The farmers are organized for social purposes, for the distribution of information among themselves, for coöperation in buying and selling, for maintaining a lobby at Washington and finally for political action. Political action crowns an organization which serves all the purposes for which union is required.
Practically every other interest is organized to the point of maintaining a lobby at Washington. Only the farmers have developed organization in Congress. Only they have adapted their organization to all their needs, social and political. Only they have the perfect vertical trust running straight up from the weekly entertainment in the union or bureau to the Senate in Washington, where their Senators do the bidding of their agent, Mr. Gray Silver.
Indispensable to effective special interest representation seems to be an organization for other than political purposes which brings the voters of a class or occupation together. Labor has such an organization in its unions. Business has it perhaps in its Chambers of Commerce and Boards of Trade. Either of them has the means at its disposal for imitating the farmers and developing a bloc in the national legislature.
It is natural that the farm interest should be the first to push its way beyond the lobby or propaganda stage at Washington to that of organized representation on the floor of Congress. Agriculture is the single interest or the immensely predominating interest in many States. A Senator or Representative from such a state may safely consider himself a representative of agriculture. But in a more fully developed community there is a diversity of interests. Where there is capital there is also labor. Moreover most of the industrial States have also their agricultural interest.
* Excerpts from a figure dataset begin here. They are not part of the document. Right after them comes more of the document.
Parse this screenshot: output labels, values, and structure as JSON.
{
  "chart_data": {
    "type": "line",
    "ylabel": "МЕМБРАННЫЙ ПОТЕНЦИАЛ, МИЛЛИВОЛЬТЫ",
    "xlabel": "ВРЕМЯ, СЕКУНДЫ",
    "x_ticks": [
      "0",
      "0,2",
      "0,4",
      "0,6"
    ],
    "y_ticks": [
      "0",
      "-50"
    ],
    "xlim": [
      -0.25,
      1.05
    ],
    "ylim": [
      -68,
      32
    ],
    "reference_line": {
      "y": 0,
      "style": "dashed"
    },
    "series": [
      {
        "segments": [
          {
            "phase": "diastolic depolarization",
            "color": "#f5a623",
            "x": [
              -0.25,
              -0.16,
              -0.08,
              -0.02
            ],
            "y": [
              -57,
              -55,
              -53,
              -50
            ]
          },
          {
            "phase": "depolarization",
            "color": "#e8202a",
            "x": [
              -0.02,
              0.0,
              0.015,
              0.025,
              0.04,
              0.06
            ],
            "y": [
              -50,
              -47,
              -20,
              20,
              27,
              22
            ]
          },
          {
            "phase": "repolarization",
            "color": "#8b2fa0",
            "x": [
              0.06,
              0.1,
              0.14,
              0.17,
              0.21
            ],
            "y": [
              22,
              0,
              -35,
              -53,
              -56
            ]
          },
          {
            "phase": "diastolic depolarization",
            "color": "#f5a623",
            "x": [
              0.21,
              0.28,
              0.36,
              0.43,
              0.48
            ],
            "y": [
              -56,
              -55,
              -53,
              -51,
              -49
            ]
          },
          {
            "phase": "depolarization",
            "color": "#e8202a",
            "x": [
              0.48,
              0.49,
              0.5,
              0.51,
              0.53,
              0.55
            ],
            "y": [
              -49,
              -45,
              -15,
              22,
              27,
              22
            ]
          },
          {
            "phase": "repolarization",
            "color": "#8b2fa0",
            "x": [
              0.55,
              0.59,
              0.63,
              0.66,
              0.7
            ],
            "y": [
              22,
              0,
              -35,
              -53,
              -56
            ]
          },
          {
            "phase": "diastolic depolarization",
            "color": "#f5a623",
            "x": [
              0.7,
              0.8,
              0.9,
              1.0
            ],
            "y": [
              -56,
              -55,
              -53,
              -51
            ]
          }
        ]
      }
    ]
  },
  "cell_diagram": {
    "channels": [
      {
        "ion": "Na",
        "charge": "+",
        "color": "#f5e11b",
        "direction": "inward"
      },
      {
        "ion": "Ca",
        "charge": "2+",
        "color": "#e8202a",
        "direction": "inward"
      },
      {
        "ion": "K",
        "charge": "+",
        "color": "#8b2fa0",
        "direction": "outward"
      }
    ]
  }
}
It is not safe for an Eastern Senator or Representative, as the situation now stands, to identify himself with any minority. He must at least pretend to "represent the whole people."
If the vertical movement in politics proceeds, as it almost inevitably must, it will manifest itself effectively first in the lower house. Congress districts are small units. In an industrial State one district may be prevailingly agricultural, another prevailingly labor, another prevailingly commercial. Groups operating within a party will tend to parcel out the districts among themselves holding their support of each other's candidates, as the Liberal and Labor parties have often done in England.
The Senate will be less responsive. States are large units and, except in farming regions, are not prevailingly of one interest. But a division may be effected like that which now gives one Senator to the eastern and another to the western, or one to the urban and another to the rural part of the State. One Senator may go to business and another to agriculture or to labor as the case may be.
What I have just written is by way of illustration. I have spoken of agricultural, labor and business blocs not because these are the only divisions of society that may be organized for political purpose but because they already have the basic machinery and seem certain to thrust upwards till they are prominently represented in Congress. Other minority interests are already showing themselves, as for example the soldiers of the late war and the inland waterways group. These and others like them, some permanent and some temporary, will cut across the main subdivisions, so that men who are divided on one interest will be united on another and thus furnish a further cement in the body politic in addition to the necessity of joint action upon the presidency.
Thus there is less danger of our being ruled by minorities than there is of minorities having to surrender too much of their purposes for the sake of unity among themselves and of our thus being in spite of their organization little better off than we are now, reduced by the sheer mass that has to be moved to a policy of inaction and negation.
In an earlier chapter I analyzed the Senate to show how weak and will-less it is and how inferior is its personnel, how prostrate it lies before any powerful minority which has a purpose and the will to carry it out. I used the Senate as typical of Congress; a desire to save space and to avoid repetitions kept me from a similar study of the House. In the same way the parties lie ready for the uses of minorities. They are will-less. They have no aim and express no unity because when the old pioneer will to exploit as quickly as possible the national resources without regard to waste, physical or social, ceased to operate, there was no unity, except, as I have explained, for temporary purposes, for social defense under Roosevelt and for national defense under Wilson, two essentially negative ends.
Mr. Will H. Hays trying to tell the Republican senate how to vote on the League covenant, was a less powerful figure than was Mr. Wayne B. Wheeler ordering it to vote that more than one half of one per cent of alcohol in a beverage was intoxicating, or Mr. Gray Silver forcing it to extend credits to farmers, or Colonel Taylor frightening it into voting for a soldiers' bonus.